My little boy had no idea who Stallone or “Rocky” was, so I rented the original ROCKY a few nights earlier and watched it with him. He was a little antsy during the slow parts, which there were more of than I remembered.
But I was still impressed with the original, despite it’s being as cartoony and manipulative as I remembered it being, with gaps in the story and character development that in a more subtle film would have mattered. And my underlying sense that there was always something racist, intentional or not, in the white “Rocky” standing up to, and eventually defeating, a series of black boxers. But it was still inspiring.
It was a good thing we watched the original, because ROCKY BALBOA is the real sequel to that first one. It refers back to it constantly, in old footage, music, plot points and relationships—even some of the characters from the original ROCKY reappear. So my son got all those references, which connected him to the new movie more completely, and me as well.
And along with this tough audience of cynical movie insiders, we were totally won over. Just as in the Manhattan theater where I saw the originally ROCKY in 1976, people were crying and cheering throughout the film, and gave it a standing ovation at the end.
I was taken completely by surprise by that standing ovation. I was the only one still sitting, and not because I wasn’t taken with the film, but because I hate knee jerk group reactions. But even I got up when Stallone walked out and took his seat to be interviewed.

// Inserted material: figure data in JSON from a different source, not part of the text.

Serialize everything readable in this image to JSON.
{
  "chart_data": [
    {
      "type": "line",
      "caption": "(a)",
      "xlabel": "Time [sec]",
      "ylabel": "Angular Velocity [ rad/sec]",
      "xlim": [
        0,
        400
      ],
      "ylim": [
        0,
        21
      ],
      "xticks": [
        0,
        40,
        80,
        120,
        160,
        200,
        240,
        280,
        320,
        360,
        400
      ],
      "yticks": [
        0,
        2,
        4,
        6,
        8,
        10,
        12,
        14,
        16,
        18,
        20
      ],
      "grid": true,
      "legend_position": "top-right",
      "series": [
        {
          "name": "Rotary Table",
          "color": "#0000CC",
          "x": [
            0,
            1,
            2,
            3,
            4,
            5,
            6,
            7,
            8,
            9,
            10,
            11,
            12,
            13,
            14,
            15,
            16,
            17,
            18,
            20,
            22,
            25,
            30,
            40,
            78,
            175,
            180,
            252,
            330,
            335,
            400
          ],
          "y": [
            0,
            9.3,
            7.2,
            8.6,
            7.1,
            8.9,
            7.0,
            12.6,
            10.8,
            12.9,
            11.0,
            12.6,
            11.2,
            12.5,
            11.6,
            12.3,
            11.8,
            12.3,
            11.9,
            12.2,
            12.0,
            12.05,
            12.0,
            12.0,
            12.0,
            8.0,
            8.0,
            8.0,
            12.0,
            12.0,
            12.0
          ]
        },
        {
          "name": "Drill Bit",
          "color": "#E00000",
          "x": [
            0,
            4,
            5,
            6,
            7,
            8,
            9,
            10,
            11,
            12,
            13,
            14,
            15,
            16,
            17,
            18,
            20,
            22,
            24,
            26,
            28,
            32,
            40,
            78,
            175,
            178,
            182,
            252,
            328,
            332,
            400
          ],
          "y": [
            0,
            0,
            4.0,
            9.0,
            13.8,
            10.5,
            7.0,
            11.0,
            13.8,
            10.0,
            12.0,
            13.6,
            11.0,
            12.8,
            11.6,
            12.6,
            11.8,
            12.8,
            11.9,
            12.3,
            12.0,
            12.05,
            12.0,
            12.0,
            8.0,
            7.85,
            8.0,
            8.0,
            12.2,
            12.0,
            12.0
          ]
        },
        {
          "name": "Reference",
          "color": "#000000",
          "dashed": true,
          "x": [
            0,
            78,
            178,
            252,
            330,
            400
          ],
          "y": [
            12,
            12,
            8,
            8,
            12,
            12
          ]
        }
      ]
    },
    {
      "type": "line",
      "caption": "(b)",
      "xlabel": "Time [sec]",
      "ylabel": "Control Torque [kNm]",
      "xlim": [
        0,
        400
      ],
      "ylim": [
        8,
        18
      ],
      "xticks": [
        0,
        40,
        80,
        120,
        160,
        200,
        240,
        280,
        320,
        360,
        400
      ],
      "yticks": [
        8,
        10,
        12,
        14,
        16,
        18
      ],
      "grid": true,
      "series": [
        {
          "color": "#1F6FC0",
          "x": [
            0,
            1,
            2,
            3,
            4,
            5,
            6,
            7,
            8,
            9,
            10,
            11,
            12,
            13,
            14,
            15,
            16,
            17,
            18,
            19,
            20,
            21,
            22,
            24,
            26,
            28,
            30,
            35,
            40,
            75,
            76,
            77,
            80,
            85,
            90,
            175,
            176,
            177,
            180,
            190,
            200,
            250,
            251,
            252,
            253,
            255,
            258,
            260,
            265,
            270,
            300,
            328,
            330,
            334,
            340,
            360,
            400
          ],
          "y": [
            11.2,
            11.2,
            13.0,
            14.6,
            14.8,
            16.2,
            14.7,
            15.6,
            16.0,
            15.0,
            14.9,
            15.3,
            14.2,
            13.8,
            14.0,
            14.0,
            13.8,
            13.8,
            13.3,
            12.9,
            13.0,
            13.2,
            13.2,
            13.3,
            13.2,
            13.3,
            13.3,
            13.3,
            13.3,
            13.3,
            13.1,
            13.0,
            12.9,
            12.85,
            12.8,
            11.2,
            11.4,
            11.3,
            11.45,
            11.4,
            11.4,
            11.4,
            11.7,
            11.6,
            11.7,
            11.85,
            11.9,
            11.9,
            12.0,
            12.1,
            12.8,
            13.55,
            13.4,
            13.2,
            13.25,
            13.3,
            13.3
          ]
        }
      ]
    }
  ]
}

He seemed not only bright and articulate, but nothing like the star I encountered a few times, back in his heyday. Because the main quality that came across this time was humility. He truly seemed to have been chastened by aging, by having become in many ways like Rocky Balboa in the new film, a has been.
He said the new flick was a valentine to the fans of the original ROCKY. He felt he had let them down with the other sequels, hadn’t been true to the spirit of the original and the reasons people had loved it so much, and he wanted to make up for that. He has.

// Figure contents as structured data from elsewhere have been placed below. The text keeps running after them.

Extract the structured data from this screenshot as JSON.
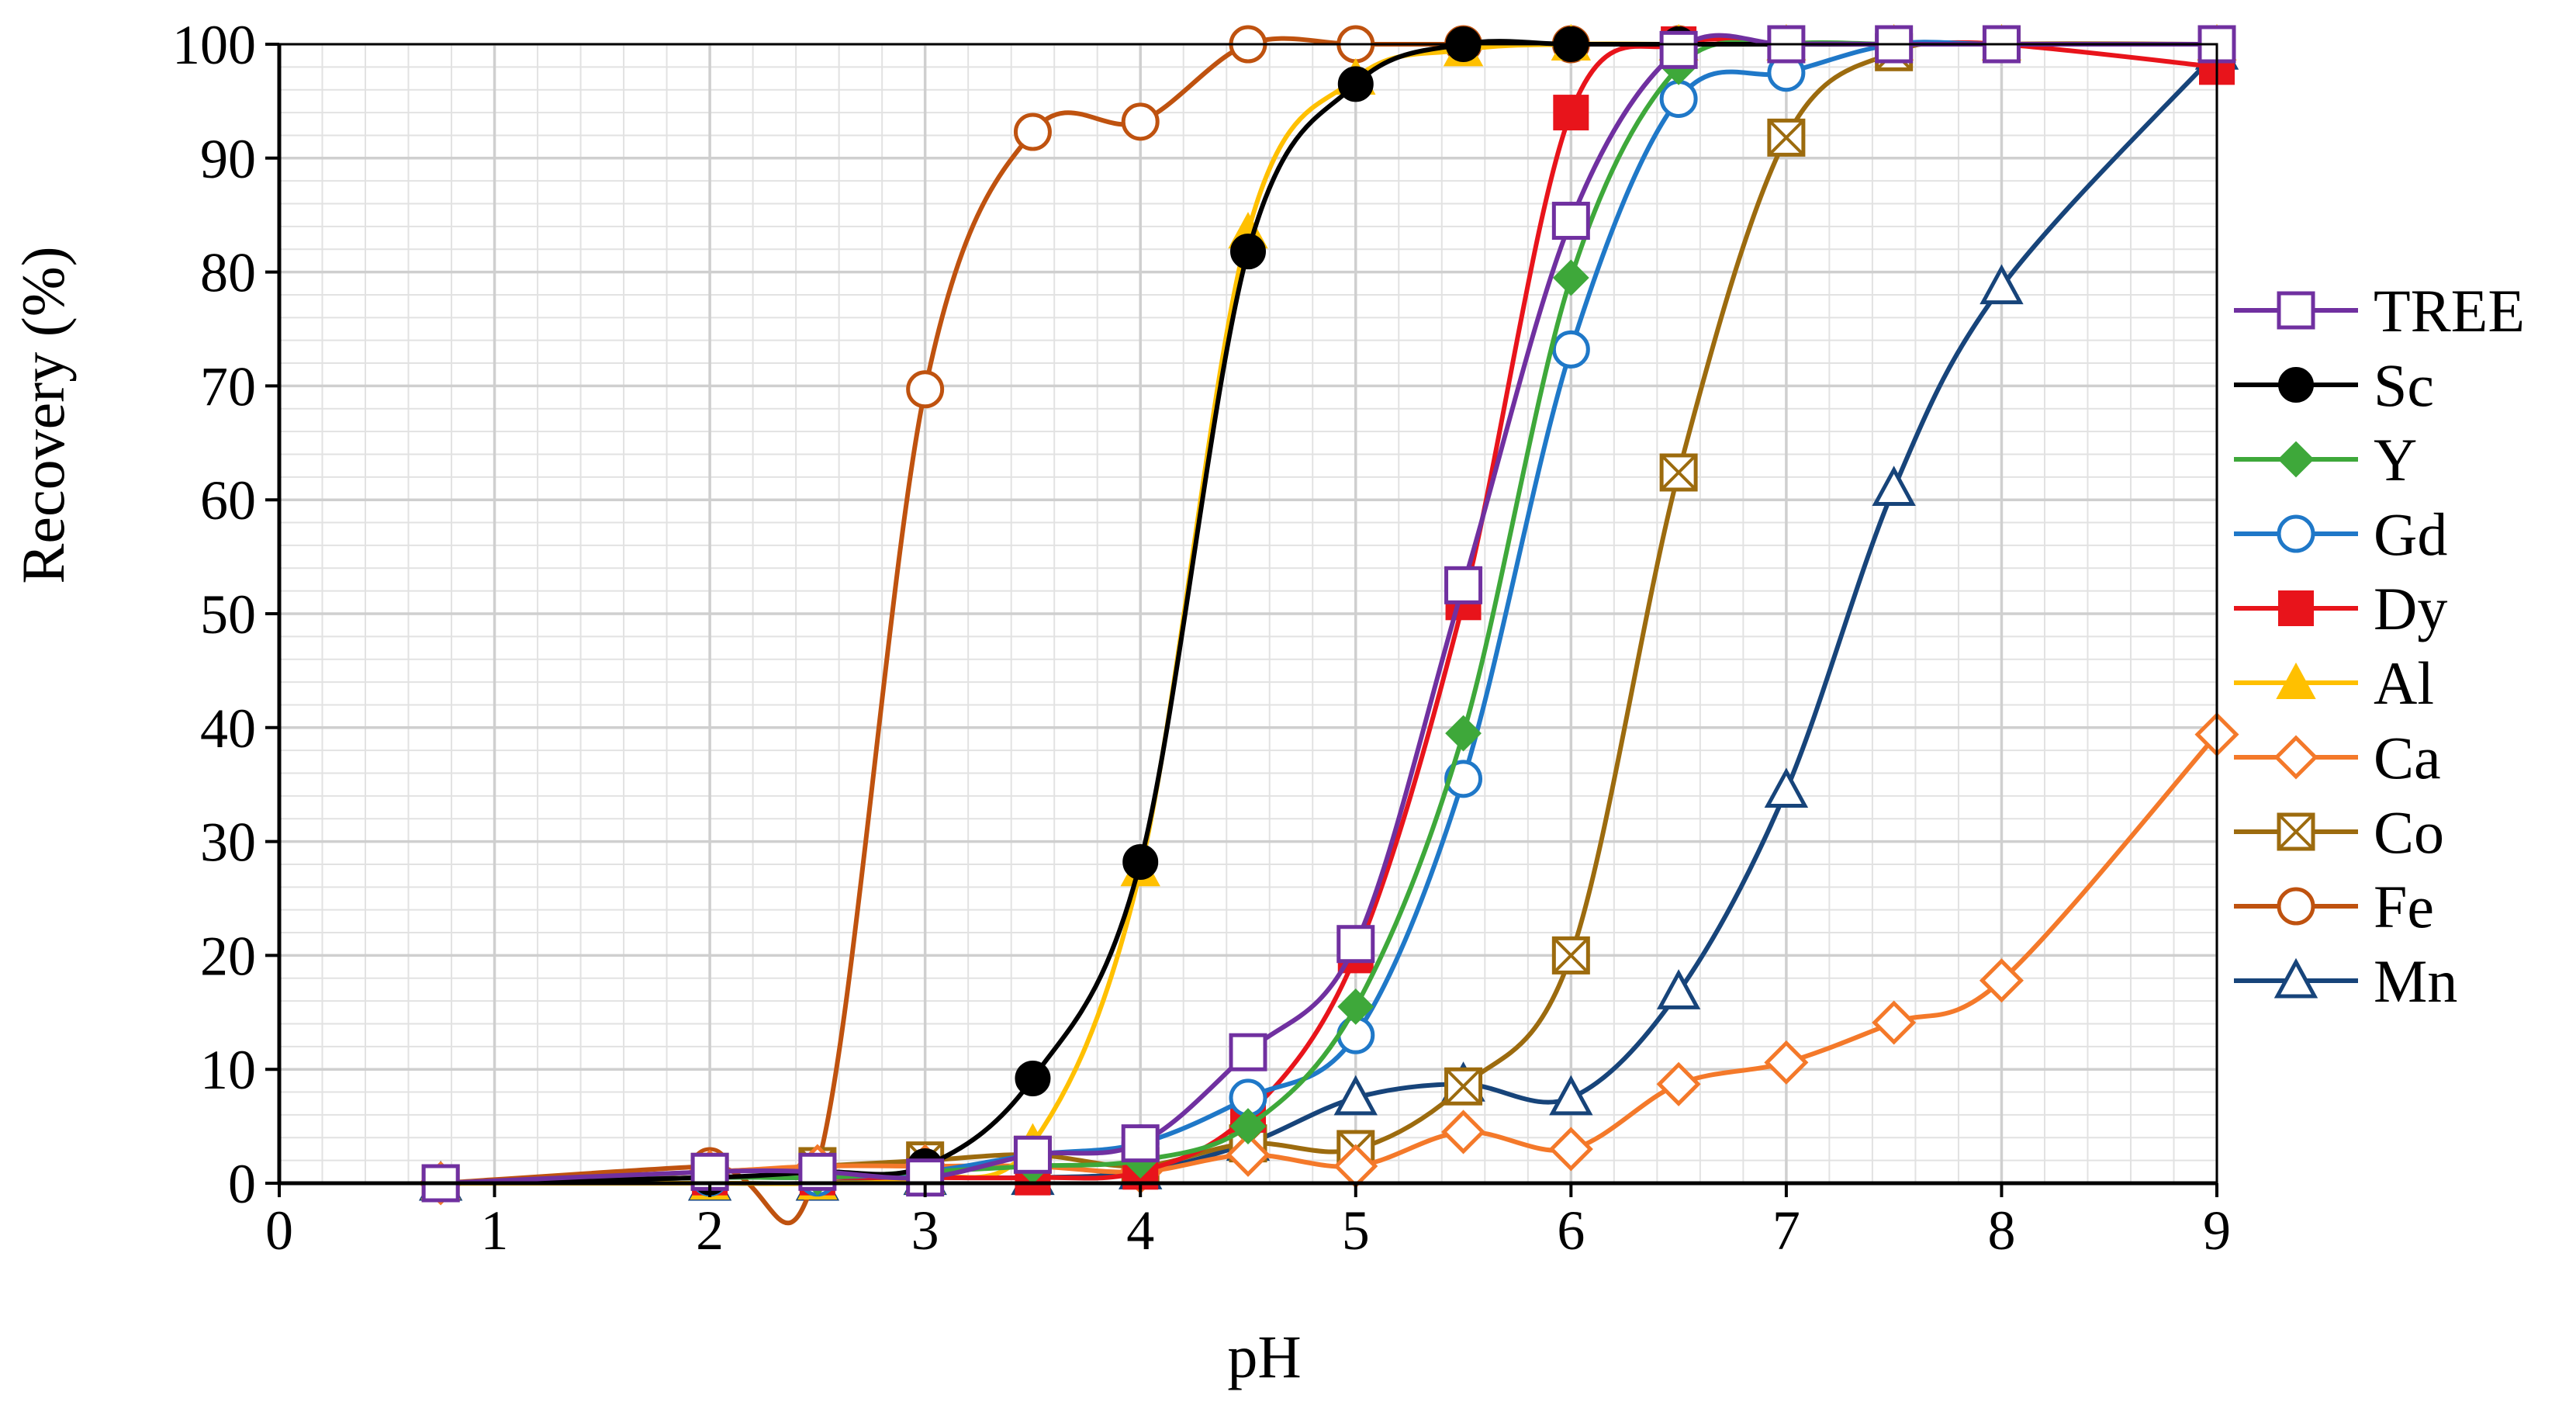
{
  "chart_data": {
    "type": "line",
    "title": "",
    "xlabel": "pH",
    "ylabel": "Recovery (%)",
    "xlim": [
      0,
      9
    ],
    "ylim": [
      0,
      100
    ],
    "xticks": [
      0,
      1,
      2,
      3,
      4,
      5,
      6,
      7,
      8,
      9
    ],
    "yticks": [
      0,
      10,
      20,
      30,
      40,
      50,
      60,
      70,
      80,
      90,
      100
    ],
    "grid": true,
    "legend_position": "right",
    "series": [
      {
        "name": "TREE",
        "color": "#7030a0",
        "marker": "square-open",
        "x": [
          0.75,
          2,
          2.5,
          3,
          3.5,
          4,
          4.5,
          5,
          5.5,
          6,
          6.5,
          7,
          7.5,
          8,
          9
        ],
        "y": [
          0,
          1,
          1,
          0.5,
          2.5,
          3.5,
          11.5,
          21,
          52.5,
          84.5,
          99.5,
          100,
          100,
          100,
          100
        ]
      },
      {
        "name": "Sc",
        "color": "#000000",
        "marker": "circle-filled",
        "x": [
          0.75,
          2,
          2.5,
          3,
          3.5,
          4,
          4.5,
          5,
          5.5,
          6,
          6.5,
          7,
          7.5,
          8,
          9
        ],
        "y": [
          0,
          0.5,
          1,
          1.5,
          9.2,
          28.2,
          81.8,
          96.5,
          100,
          100,
          100,
          100,
          100,
          100,
          100
        ]
      },
      {
        "name": "Y",
        "color": "#3ea83a",
        "marker": "diamond-filled",
        "x": [
          0.75,
          2,
          2.5,
          3,
          3.5,
          4,
          4.5,
          5,
          5.5,
          6,
          6.5,
          7,
          7.5,
          8,
          9
        ],
        "y": [
          0,
          0.5,
          0.5,
          1,
          1.5,
          2,
          5,
          15.5,
          39.5,
          79.5,
          98,
          100,
          100,
          100,
          100
        ]
      },
      {
        "name": "Gd",
        "color": "#1f78c8",
        "marker": "circle-open",
        "x": [
          0.75,
          2,
          2.5,
          3,
          3.5,
          4,
          4.5,
          5,
          5.5,
          6,
          6.5,
          7,
          7.5,
          8,
          9
        ],
        "y": [
          0,
          0.5,
          0.5,
          1,
          2.5,
          3.5,
          7.5,
          13,
          35.5,
          73.2,
          95.2,
          97.5,
          100,
          100,
          100
        ]
      },
      {
        "name": "Dy",
        "color": "#e8141b",
        "marker": "square-filled",
        "x": [
          0.75,
          2,
          2.5,
          3,
          3.5,
          4,
          4.5,
          5,
          5.5,
          6,
          6.5,
          7,
          7.5,
          8,
          9
        ],
        "y": [
          0,
          0.5,
          0.5,
          0.5,
          0.5,
          1,
          6,
          20,
          51,
          94,
          100,
          100,
          100,
          100,
          98
        ]
      },
      {
        "name": "Al",
        "color": "#ffc000",
        "marker": "triangle-filled",
        "x": [
          0.75,
          2,
          2.5,
          3,
          3.5,
          4,
          4.5,
          5,
          5.5,
          6,
          6.5,
          7,
          7.5,
          8,
          9
        ],
        "y": [
          0,
          0,
          0,
          0.5,
          3.5,
          27.5,
          83.5,
          97,
          99.5,
          100,
          100,
          100,
          100,
          100,
          100
        ]
      },
      {
        "name": "Ca",
        "color": "#f4792a",
        "marker": "diamond-open",
        "x": [
          0.75,
          2,
          2.5,
          3,
          3.5,
          4,
          4.5,
          5,
          5.5,
          6,
          6.5,
          7,
          7.5,
          8,
          9
        ],
        "y": [
          0,
          1,
          1.5,
          1.5,
          1.5,
          1,
          2.5,
          1.5,
          4.5,
          3,
          8.7,
          10.6,
          14.1,
          17.8,
          39.4
        ]
      },
      {
        "name": "Co",
        "color": "#9c6b0e",
        "marker": "square-x",
        "x": [
          0.75,
          2,
          2.5,
          3,
          3.5,
          4,
          4.5,
          5,
          5.5,
          6,
          6.5,
          7,
          7.5,
          8,
          9
        ],
        "y": [
          0,
          1,
          1.5,
          2,
          2.5,
          1.5,
          3.5,
          3,
          8.5,
          20,
          62.4,
          91.8,
          99.3,
          100,
          100
        ]
      },
      {
        "name": "Fe",
        "color": "#bf520f",
        "marker": "circle-open",
        "x": [
          0.75,
          2,
          2.5,
          3,
          3.5,
          4,
          4.5,
          5,
          5.5,
          6,
          6.5,
          7,
          7.5,
          8,
          9
        ],
        "y": [
          0,
          1.5,
          1.5,
          69.7,
          92.3,
          93.2,
          100,
          100,
          100,
          100,
          100,
          100,
          100,
          100,
          100
        ]
      },
      {
        "name": "Mn",
        "color": "#17447a",
        "marker": "triangle-open",
        "x": [
          0.75,
          2,
          2.5,
          3,
          3.5,
          4,
          4.5,
          5,
          5.5,
          6,
          6.5,
          7,
          7.5,
          8,
          9
        ],
        "y": [
          0,
          0,
          0,
          0.5,
          0.5,
          1,
          3.5,
          7.5,
          8.7,
          7.5,
          16.8,
          34.5,
          61,
          78.7,
          99.3
        ]
      }
    ]
  }
}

It’s got the same old weaknesses that somehow Stallone turns into strengths, the cartoon aspects of the film, the missing plot points, the not so subtle racial problems of once again a white hope taking on a black champion, and in this case a much maligned one. The story addresses the latter straight on and in a pretty sophisticated way by the ending, but may be too overwhelmed by the build-up of the support-for-the-underdog crescendo at the end for audiences to really get the black champion’s equally inspiring transformation.
And it’s way sentimental. But so am I. As I suspect most people are, especially the older we get.
At one point in the film, “Rocky” is reconciled with his son, and my little nine-year-old, sitting on my lap so he could see better, grabbed my hand during that scene and kissed it, then held it tight, getting the sentiment, moved by it, connecting it to his own life and relationship with his own aging father. Man, talk about sentiment. Don’t get me started.